Personal information
- Full name: Abram Lindow Rawlinson
- Born: 7 September 1805 Charlbury, Oxfordshire, England
- Died: 6 August 1875 (aged 69) Chipping Norton, Oxfordshire, England
- Batting: Unknown
- Relations: George Rawlinson (brother)

Domestic team information
- 1849–1853: Marylebone Cricket Club

Career statistics
| Competition | First-class |
| Matches | 5 |
| Runs scored | 30 |
| Batting average | 4.28 |
| 100s/50s | –/– |
| Top score | 11 |
| Catches/stumpings | –/– |
- Source: Cricinfo, 26 September 2021

= Abram Rawlinson =

English cricketer and solicitor

Abram Lindow Rawlinson (7 September 1805 — 6 August 1875) was an English first-class cricketer and solicitor.

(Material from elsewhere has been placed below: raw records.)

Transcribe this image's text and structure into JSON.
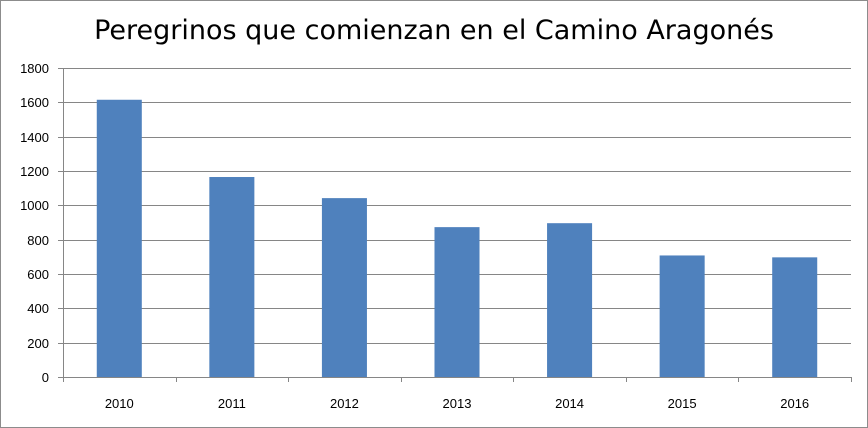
{
  "chart_data": {
    "type": "bar",
    "title": "Peregrinos que comienzan en el Camino Aragonés",
    "xlabel": "",
    "ylabel": "",
    "categories": [
      "2010",
      "2011",
      "2012",
      "2013",
      "2014",
      "2015",
      "2016"
    ],
    "values": [
      1615,
      1165,
      1042,
      873,
      896,
      708,
      697
    ],
    "ylim": [
      0,
      1800
    ],
    "yticks": [
      0,
      200,
      400,
      600,
      800,
      1000,
      1200,
      1400,
      1600,
      1800
    ],
    "grid": true,
    "legend": "none",
    "bar_color": "#4f81bd",
    "grid_color": "#868686"
  }
}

The son of Abraham Tyzack Rawlinson, he was born in September 1805 at Charlbury, Oxfordshire. He was educated at Rugby School. He was by profession a solicitor. Rawlinson played first-class cricket for the Marylebone Cricket Club on five occasions against Oxford University between 1849 and 1853. He had little success in his these five matches, scoring 30 runs at an average of 4.28 and a highest score of 11. He was a mayor of Chipping Norton until his resignation in November 1873. Rawlinson died at Chipping Norton in August 1875. He had two brothers: George, who was a first-class cricketer and historian, and Sir Henry, who was a British Army officer and politician.